Porque Considero importante para compreender o que se passa "Hoje" na Guiné-Bissau, aqui fica o escrito enviado por Luis Nabais, ainda que como ele diz, sem pedido de autorização para enviar a amigos.
Vitor Pereira
UM
ESCRITO DO EX-EMBAIXADOR NA GUINÉ, DR.FRANCISCO H DA SILVA.
MUITO
BOM
(AO
FRANCISCO, AINDA QUE SEM PEDIDO DE AUTORIZAÇÃO PARA ENVIAR A AMIGOS, QUE POR LÁ
ESTIVERAM,UM ABRAÇO)
LUIS
NABAIS
Para compreender a situação actual na Guiné-Bissau, algumas ideias-chave, numa brevíssima síntese:
Num Estado-falhado sem quaisquer tradições democráticas dignas desse nome, estamos perante uma reacção intempestiva por parte de um sector da caserna, maioritariamente balanta, a atitudes mais musculadas de Carlos Gomes Jr., ex-Primeiro-ministro e candidato presidencial mais votado, designadamente quando clamava por uma expressiva presença militar angolana no terreno, como garante (ou bóia de salvação) das débeis instituições guineenses. Na Guiné-Bissau, o Poder está, como sempre esteve, nos canos das espingardas e os balantas (30% da população), arredados do Poder, a bem ou a mal, desde os tempos da luta e no período pós-independência, por "Nino" Vieira e pelos seus próximos, aspiram a aí ascenderem em pleno e a beneficiarem materialmente de todas as benesses de que outros já usufruíram, no passado. Kumba Ialá, balanta, ex-Presidente da República, afastado por um golpe de Estado, deverá, agora, sentar-se na cadeira presidencial (ou se não o puder fazer já, fá-lo-á por interposta pessoa, aguardando melhores dias) através deste novo golpe de Estado. Vingança do chinês. O caminho, de ora em diante, estará, pois, aberto.

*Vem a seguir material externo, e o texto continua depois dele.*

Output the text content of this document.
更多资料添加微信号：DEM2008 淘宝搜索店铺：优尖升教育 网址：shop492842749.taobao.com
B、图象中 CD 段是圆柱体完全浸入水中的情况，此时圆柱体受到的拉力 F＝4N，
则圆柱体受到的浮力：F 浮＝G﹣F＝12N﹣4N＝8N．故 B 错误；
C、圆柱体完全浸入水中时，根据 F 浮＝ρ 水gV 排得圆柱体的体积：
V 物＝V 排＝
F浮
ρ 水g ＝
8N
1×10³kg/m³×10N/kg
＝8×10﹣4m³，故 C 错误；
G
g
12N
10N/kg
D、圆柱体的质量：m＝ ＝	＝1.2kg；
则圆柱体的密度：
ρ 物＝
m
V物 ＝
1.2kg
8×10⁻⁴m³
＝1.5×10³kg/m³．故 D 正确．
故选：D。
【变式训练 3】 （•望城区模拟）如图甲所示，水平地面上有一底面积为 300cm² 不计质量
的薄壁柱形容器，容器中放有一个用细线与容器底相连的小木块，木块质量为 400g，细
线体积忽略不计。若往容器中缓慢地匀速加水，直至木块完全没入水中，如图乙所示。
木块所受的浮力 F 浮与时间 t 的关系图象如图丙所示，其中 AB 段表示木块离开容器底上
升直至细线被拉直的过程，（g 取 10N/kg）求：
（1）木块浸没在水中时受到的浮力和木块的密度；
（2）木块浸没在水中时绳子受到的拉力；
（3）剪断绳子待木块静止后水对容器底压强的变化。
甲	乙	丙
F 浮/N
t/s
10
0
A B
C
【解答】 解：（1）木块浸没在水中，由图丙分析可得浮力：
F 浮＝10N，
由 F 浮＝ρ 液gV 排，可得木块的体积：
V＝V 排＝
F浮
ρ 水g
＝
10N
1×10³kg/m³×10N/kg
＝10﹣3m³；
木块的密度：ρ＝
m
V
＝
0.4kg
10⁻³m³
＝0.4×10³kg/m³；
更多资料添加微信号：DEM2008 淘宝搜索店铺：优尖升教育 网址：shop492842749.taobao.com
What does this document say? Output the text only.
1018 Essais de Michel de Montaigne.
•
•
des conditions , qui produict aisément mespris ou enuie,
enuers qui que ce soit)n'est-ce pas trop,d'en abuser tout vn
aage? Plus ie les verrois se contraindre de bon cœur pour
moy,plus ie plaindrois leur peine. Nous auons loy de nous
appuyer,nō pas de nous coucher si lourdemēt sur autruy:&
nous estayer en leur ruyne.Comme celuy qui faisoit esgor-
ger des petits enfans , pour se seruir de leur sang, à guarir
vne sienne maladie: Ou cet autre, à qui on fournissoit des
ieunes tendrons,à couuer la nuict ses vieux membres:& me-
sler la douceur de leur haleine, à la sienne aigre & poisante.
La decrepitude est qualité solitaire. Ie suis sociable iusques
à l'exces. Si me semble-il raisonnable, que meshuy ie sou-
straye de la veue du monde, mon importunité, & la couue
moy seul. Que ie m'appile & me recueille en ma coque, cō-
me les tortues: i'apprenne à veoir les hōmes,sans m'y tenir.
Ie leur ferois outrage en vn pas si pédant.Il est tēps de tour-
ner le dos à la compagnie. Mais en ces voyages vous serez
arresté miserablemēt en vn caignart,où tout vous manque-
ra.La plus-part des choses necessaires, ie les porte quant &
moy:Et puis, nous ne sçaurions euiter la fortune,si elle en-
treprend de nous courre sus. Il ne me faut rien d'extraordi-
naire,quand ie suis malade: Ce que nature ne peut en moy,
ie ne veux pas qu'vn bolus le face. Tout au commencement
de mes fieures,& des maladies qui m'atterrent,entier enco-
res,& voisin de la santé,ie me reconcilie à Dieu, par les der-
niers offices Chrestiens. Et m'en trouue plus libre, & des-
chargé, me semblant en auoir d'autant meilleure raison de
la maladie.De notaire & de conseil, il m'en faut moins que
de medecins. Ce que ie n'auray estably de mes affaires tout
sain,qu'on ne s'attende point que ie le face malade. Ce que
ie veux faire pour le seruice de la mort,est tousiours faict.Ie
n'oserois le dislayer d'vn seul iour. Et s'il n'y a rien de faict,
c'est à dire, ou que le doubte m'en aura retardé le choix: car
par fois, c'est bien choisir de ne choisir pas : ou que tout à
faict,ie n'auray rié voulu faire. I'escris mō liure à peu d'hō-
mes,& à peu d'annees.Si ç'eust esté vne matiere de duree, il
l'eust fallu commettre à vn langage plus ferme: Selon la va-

No país miserável que é a Guiné-Bissau, os militares golpistas vão poder comer não só as migalhas sobrantes do fraco orçamento guineense e do que houver da cooperação internacional, mas, principalmente, do lucrativo tráfico de droga. O PAIGC já não existe há muito tempo, desde que foi desmantelado por "Nino" Vieira e esfrangalhado pela tropa. A sua pretendida recomposição com Malan Bacai Sanhá e, agora, com Carlos Gomes Jr. não foi mais que uma miragem. Pretende renascer das cinzas e resistir. Conseguirá? Nesta matéria, tenho as mais fundadas dúvidas
A aposta decidida no tribalismo, que, aliás, não é de hoje, num país, do tamanho da Bélgica, com mais de 30 etnias e 22 línguas nacionais, tal como preconizada por Kumba Ialá, António Injai e pelos golpistas dará origem, a médio ou a longo prazo, a um inevitável banho de sangue.
E quem
é que tem influência na Guiné-Bissau, Portugal? A França? Ou a Colômbia dos
senhores da droga?
O
tempo, como é óbvio, confirmará ou infirmará estas teses e dará resposta às
questões suscitadas.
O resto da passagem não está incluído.